Esto mismo se aprecia con evidencia en Lc 14,18, donde uno de los que fueron llamados a la cena, se excusó, diciendo: He comprado un campo y tengo que ir a verlo. A propósito de lo cual dice Gregorio: ¿Qué significa el campo, sino los bienes terrenos? Sale a verlo el que sólo piensa en lo exterior. Al fin de la parábola se añade: Haz entrar a los pobres y a toda clase de enfermos (Lc 14,21). Para Ambrosio, estas últimas palabras quieren decir: Peca más raramente aquel a quien falta el atractivo del pecado y se convierte a Dios con mayor presteza aquel que no encuentra deleite en cosas del mundo. Por tanto, es evidente que el carecer por completo de posesiones y de riquezas pertenece a la perfección.

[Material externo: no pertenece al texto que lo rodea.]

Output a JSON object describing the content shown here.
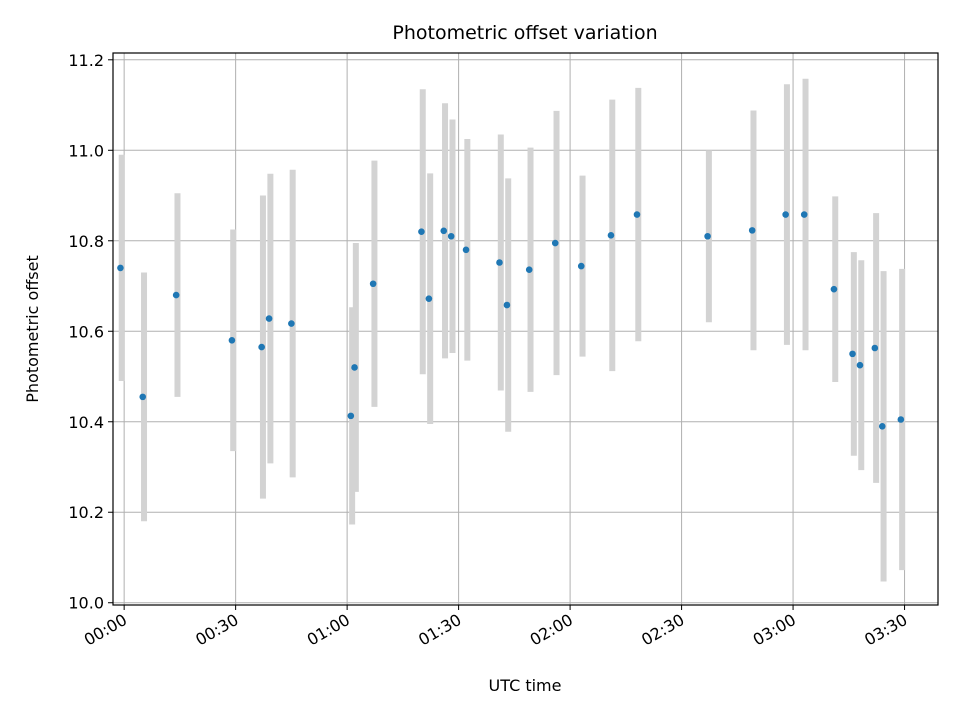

Agustín, por su parte, dice: Los más pequeños de Cristo son aquellos que han renunciado a todas sus cosas y lo siguieron a él; todo lo que tenían lo repartieron entre los pobres, con lo cual se liberaron de pesos terrenos y marchan hacia las alturas, como si tuvieran alas. Son los más pequeños, porque son humildes. Pero tú pesa a éstos que son los mínimos y encontrarás considerable peso. Nadie que esté en su sano juicio dirá que la preocupación por las posesiones comunes no sea una carga propia del mundo. Por consiguiente, pertenece al peso de la perfección el que los hombres sirvan a Dios, liberados de estas ataduras.

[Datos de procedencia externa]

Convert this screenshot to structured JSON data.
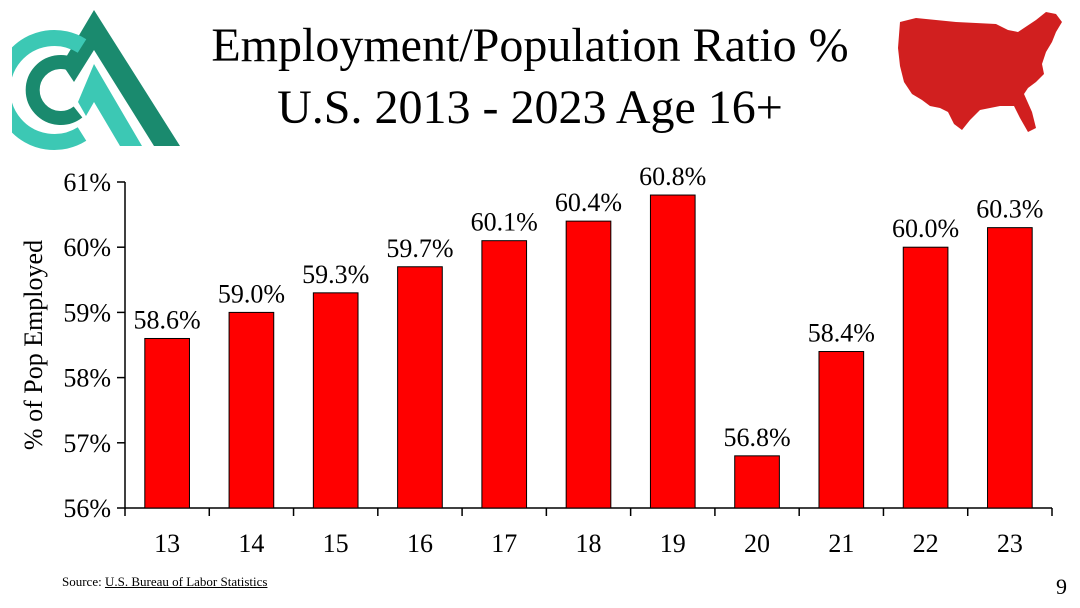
{
  "slide": {
    "title_line1": "Employment/Population Ratio %",
    "title_line2": "U.S. 2013 - 2023 Age 16+",
    "source_label": "Source:",
    "source_link": "U.S. Bureau of Labor Statistics",
    "page_number": "9"
  },
  "colors": {
    "bar": "#ff0000",
    "bar_stroke": "#000000",
    "logo_dark": "#1a8a6e",
    "logo_light": "#3cc8b4",
    "map": "#d11f1f"
  },
  "chart_data": {
    "type": "bar",
    "title": "Employment/Population Ratio % U.S. 2013 - 2023 Age 16+",
    "xlabel": "",
    "ylabel": "% of Pop Employed",
    "categories": [
      "13",
      "14",
      "15",
      "16",
      "17",
      "18",
      "19",
      "20",
      "21",
      "22",
      "23"
    ],
    "values": [
      58.6,
      59.0,
      59.3,
      59.7,
      60.1,
      60.4,
      60.8,
      56.8,
      58.4,
      60.0,
      60.3
    ],
    "data_labels": [
      "58.6%",
      "59.0%",
      "59.3%",
      "59.7%",
      "60.1%",
      "60.4%",
      "60.8%",
      "56.8%",
      "58.4%",
      "60.0%",
      "60.3%"
    ],
    "ylim": [
      56,
      61
    ],
    "yticks": [
      56,
      57,
      58,
      59,
      60,
      61
    ],
    "ytick_labels": [
      "56%",
      "57%",
      "58%",
      "59%",
      "60%",
      "61%"
    ],
    "grid": false,
    "legend": "none"
  }
}
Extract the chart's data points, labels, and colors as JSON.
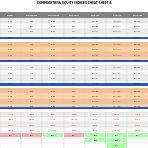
{
  "title": "COMMODITIES& EQUITY INDICES CHEAT SHEET &",
  "headers": [
    "SILVER",
    "HG COPPER",
    "WTI CRUDE",
    "PAR GOLD",
    "S&P 500",
    "DAW 30",
    "FTSE 100"
  ],
  "sections": [
    {
      "rows": [
        [
          "15.61",
          "1.80",
          "56.98",
          "1.4%",
          "2657.81",
          "10068.10",
          "6963.51"
        ],
        [
          "15.67",
          "1.81",
          "56.98",
          "1.4%",
          "2662.84",
          "10048.74",
          "6963.74"
        ],
        [
          "16.61",
          "1.81",
          "56.80",
          "1.4%",
          "2668.42",
          "10068.74",
          "6965.94"
        ],
        [
          "6.17%",
          "-1.40%",
          "6.17%",
          "1.4%",
          "10.21%",
          "10.62%",
          "9.18%"
        ]
      ],
      "bg": "#f0f0f0",
      "divider_after": true
    },
    {
      "rows": [
        [
          "16.11",
          "1.13",
          "60.60",
          "1.4%",
          "2667.83",
          "10092.26",
          "6969.62"
        ],
        [
          "16.67",
          "1.14",
          "60.63",
          "1.4%",
          "2668.43",
          "10091.74",
          "6969.84"
        ],
        [
          "16.61",
          "1.14",
          "60.64",
          "1.4%",
          "2669.62",
          "10091.74",
          "6969.34"
        ],
        [
          "6.17%",
          "1.14",
          "60.64",
          "1.4%",
          "2669.50",
          "10091.74",
          "6969.34"
        ]
      ],
      "bg": "#f5c896",
      "divider_after": true
    },
    {
      "rows": [
        [
          "16.11",
          "1.14",
          "61.70",
          "1.4%",
          "2668.80",
          "10090.42",
          "6967.52"
        ],
        [
          "16.61",
          "1.14",
          "61.60",
          "1.4%",
          "2669.61",
          "10091.05",
          "6967.55"
        ],
        [
          "16.61",
          "1.14",
          "61.60",
          "1.4%",
          "2669.61",
          "10091.05",
          "6967.55"
        ],
        [
          "16.61",
          "1.14",
          "61.60",
          "1.4%",
          "2669.50",
          "-1.71",
          "6967.55"
        ]
      ],
      "bg": "#f0f0f0",
      "divider_after": true
    },
    {
      "rows": [
        [
          "10.15",
          "1.04",
          "60.70",
          "1.4%",
          "2670.81",
          "10071.32",
          "6966.52"
        ],
        [
          "10.15",
          "1.04",
          "60.80",
          "1.4%",
          "2670.81",
          "10071.32",
          "6967.52"
        ],
        [
          "10.16",
          "1.04",
          "60.80",
          "1.4%",
          "2670.89",
          "10071.32",
          "6967.62"
        ],
        [
          "10.16",
          "1.04",
          "60.80",
          "1.4%",
          "2670.47",
          "10071.32",
          "6967.62"
        ]
      ],
      "bg": "#f5c896",
      "divider_after": true
    },
    {
      "rows": [
        [
          "-0.77%",
          "-0.66%",
          "2.1%",
          "1.36%",
          "-0.61%",
          "-0.62%",
          "-0.71%"
        ],
        [
          "-0.61%",
          "-0.60%",
          "-1.00%",
          "-11.50%",
          "-1.10%",
          "-8.12%",
          "-0.71%"
        ],
        [
          "-0.61%",
          "-0.60%",
          "-0.60%",
          "-1.36%",
          "-1.10%",
          "-0.10%",
          "-0.71%"
        ],
        [
          "-0.61%",
          "-1.60%",
          "+0.15%",
          "1.36%",
          "-1.10%",
          "-0.10%",
          "-0.19%"
        ]
      ],
      "bg": "#f0f0f0",
      "divider_after": false
    },
    {
      "rows": [
        [
          "Sell",
          "Sell",
          "Buy",
          "Sell",
          "Buy",
          "Buy",
          "Buy"
        ],
        [
          "",
          "",
          "",
          "",
          "Buy",
          "Buy",
          ""
        ],
        [
          "",
          "",
          "",
          "",
          "",
          "Buy",
          ""
        ]
      ],
      "bg": "#ffffff",
      "divider_after": false,
      "is_signal": true
    }
  ],
  "header_bg": "#808080",
  "header_fg": "#ffffff",
  "divider_color": "#2255dd",
  "sell_fg": "#cc2222",
  "sell_bg": "#ffaaaa",
  "buy_fg": "#228822",
  "buy_bg": "#aaffaa",
  "text_color": "#333333",
  "neg_color": "#cc2222",
  "pos_color": "#228822"
}
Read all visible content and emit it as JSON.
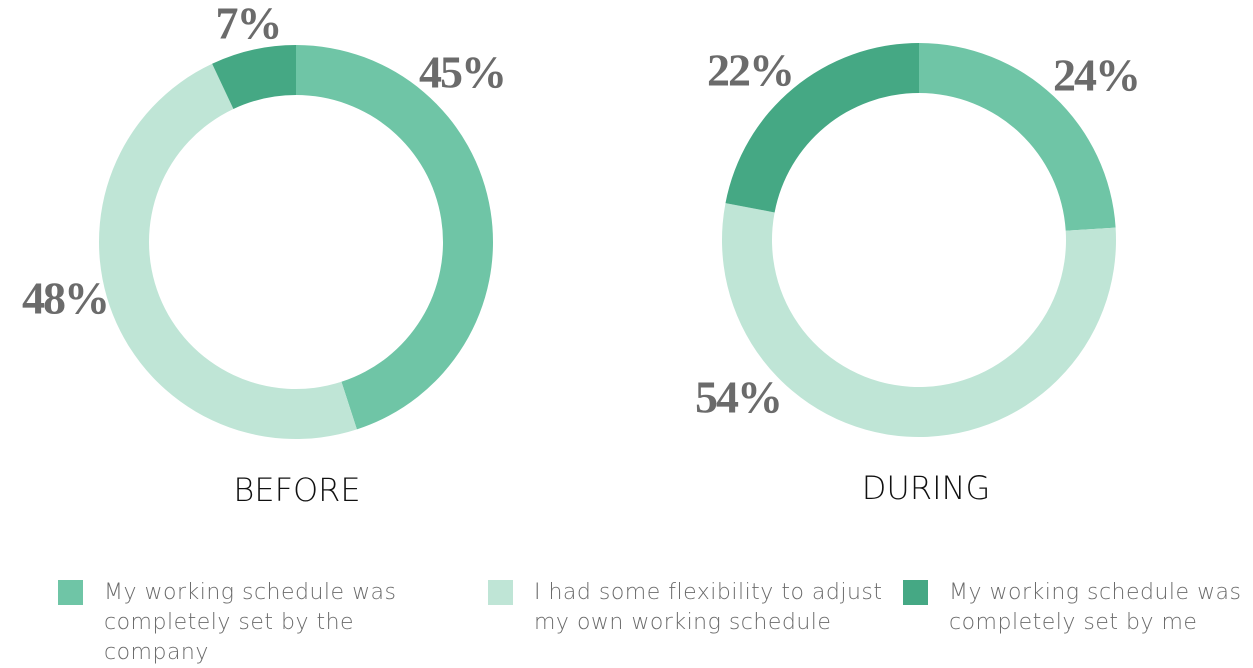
{
  "chart_data": {
    "type": "pie",
    "categories": [
      "My working schedule was completely set by the company",
      "I had some flexibility to adjust my own working schedule",
      "My working schedule was completely set by me"
    ],
    "colors": [
      "#6fc5a6",
      "#bfe5d6",
      "#45a884"
    ],
    "series": [
      {
        "name": "BEFORE",
        "values": [
          45,
          48,
          7
        ],
        "value_labels": [
          "45%",
          "48%",
          "7%"
        ]
      },
      {
        "name": "DURING",
        "values": [
          24,
          54,
          22
        ],
        "value_labels": [
          "24%",
          "54%",
          "22%"
        ]
      }
    ]
  }
}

Por consiguiente, queda claro que es doctrina infundada, más aún, perversa y contraria a la enseñanza cristiana, la de aquellos según los cuales el carecer, por amor a Cristo, de posesiones comunes no pertenece a la perfección cristiana. De ellos y en relación con las palabras vuelvan y queden avergonzados de repente (Sal 6,11), dice la Glosa: Esto no ocurre aquí, donde, más bien, los perversos se burlan de quienes lo abandonan, y con sus burlas hacen que los débiles tengan que sufrir vergüenza por el nombre de Cristo. A ellos mismos se refieren las palabras despreciáis el plan del pobre, porque su esperanza es el Señor (Sal 13,6). Sobre esto dice la misma Glosa: Del pobre, es decir, de cualquier miembro de Cristo; y esto lo hicisteis porque su esperanza está puesta en el Señor. Es tanto más despreciado cuanto era mayor el respeto que se le debía. Ahora bien, ¿qué hacen éstos sino esforzarse en despreciar a quienes siguen perfectamente el consejo de pobres y hacen esto porque ponen la esperanza no en las posesiones terrenas, sino en Dios?